Strategic Implications and Financial Outlook
With this acquisition, Matador’s total net acres in the Delaware Basin will increase to over 190,000, supporting an estimated production of over 180,000 barrels of oil equivalent per day. The transaction is projected to add 118 million barrels of oil equivalent (BOE) to Matador’s reserves, a 26% increase from its 2023 year-end figures. The company anticipates the acquisition will generate an adjusted EBITDA of approximately $425 to $475 million in the following year, reflecting a favorable purchase price multiple of 4.2x for the upstream assets.
Leadership and Financial Backing
Joseph Wm. Foran, Founder, Chairman, and CEO of Matador, expressed enthusiasm about the acquisition, noting its alignment with Matador’s long-term strategy and its financial and operational benefits. “This acquisition positions Matador for continued success and growth as one of the top ten producers in the Delaware Basin,” said Foran.

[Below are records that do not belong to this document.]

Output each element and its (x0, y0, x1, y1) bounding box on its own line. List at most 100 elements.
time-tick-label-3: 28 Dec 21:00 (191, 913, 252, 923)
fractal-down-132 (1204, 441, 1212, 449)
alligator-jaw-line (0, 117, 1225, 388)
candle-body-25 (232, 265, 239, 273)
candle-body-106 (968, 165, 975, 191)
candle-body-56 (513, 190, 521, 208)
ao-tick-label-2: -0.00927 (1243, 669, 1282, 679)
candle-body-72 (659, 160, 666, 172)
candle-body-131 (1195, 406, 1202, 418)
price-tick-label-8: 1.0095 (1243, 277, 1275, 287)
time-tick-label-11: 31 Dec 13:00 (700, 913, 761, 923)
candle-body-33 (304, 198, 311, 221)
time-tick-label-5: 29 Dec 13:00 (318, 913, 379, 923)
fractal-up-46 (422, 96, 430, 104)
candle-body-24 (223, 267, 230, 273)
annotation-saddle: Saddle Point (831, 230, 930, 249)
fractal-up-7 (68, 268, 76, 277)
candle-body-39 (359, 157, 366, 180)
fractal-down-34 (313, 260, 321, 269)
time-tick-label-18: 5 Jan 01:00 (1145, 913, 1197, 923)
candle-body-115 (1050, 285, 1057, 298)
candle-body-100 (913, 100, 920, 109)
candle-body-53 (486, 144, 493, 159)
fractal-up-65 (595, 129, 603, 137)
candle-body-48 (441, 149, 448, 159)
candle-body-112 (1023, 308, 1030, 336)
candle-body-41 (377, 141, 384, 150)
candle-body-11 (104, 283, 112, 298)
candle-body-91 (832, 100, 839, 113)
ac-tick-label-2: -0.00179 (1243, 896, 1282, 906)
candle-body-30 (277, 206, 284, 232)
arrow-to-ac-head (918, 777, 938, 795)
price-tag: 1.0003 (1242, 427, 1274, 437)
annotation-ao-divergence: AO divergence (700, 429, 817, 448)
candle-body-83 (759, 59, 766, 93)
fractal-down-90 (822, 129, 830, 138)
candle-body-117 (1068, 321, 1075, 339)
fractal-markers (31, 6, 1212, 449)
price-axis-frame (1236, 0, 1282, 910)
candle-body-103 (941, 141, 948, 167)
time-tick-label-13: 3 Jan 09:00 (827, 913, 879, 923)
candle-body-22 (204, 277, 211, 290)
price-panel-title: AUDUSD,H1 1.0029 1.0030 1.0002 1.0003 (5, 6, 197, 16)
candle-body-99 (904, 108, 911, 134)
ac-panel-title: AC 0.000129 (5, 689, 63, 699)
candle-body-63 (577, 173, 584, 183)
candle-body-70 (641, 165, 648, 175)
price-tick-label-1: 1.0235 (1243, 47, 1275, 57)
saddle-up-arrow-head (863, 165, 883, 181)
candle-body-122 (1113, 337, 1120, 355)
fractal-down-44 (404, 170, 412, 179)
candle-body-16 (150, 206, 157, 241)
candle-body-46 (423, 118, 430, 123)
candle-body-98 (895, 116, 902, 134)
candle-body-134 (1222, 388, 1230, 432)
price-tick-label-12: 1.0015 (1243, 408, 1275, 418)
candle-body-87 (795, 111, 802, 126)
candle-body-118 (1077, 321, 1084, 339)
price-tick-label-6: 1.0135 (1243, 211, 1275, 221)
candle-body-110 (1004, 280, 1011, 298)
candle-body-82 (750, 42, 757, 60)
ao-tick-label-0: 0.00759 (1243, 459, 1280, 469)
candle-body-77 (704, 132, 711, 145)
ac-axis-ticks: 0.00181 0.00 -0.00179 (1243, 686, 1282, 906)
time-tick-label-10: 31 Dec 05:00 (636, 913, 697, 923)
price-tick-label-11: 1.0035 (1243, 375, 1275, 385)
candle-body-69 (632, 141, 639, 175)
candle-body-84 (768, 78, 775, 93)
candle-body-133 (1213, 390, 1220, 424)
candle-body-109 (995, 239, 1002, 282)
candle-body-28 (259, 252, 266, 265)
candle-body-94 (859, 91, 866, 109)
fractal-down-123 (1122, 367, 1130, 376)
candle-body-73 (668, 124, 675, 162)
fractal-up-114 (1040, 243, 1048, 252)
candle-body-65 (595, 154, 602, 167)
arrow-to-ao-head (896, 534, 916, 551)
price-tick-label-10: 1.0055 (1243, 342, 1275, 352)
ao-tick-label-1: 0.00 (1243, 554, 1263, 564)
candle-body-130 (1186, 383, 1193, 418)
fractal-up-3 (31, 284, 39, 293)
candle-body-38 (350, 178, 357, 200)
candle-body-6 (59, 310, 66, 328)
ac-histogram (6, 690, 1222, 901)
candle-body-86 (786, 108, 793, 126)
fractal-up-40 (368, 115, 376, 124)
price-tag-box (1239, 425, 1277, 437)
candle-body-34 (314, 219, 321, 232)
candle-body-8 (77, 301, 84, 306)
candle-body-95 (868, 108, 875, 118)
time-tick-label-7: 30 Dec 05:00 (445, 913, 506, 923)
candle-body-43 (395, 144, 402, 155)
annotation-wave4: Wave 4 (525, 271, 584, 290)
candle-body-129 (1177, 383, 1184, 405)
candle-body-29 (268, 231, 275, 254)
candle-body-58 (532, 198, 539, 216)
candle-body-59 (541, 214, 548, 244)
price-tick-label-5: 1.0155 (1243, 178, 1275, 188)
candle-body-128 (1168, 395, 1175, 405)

To support the transaction, Matador has secured enhanced financial commitments from PNC Bank, including a 50% increase in the elected commitment under its credit facility to $2.25 billion and an additional $250 million Term Loan A.
Closing Conditions and Anticipated Benefits
The transaction is subject to customary closing conditions and is slated for completion in the third quarter of 2024. Matador anticipates that the integrated operations will not only enhance its production capabilities but also provide substantial operational efficiencies and cost savings. The deal is seen as a strategic fit within Matador’s portfolio, complementing its existing operations and offering significant potential for future growth.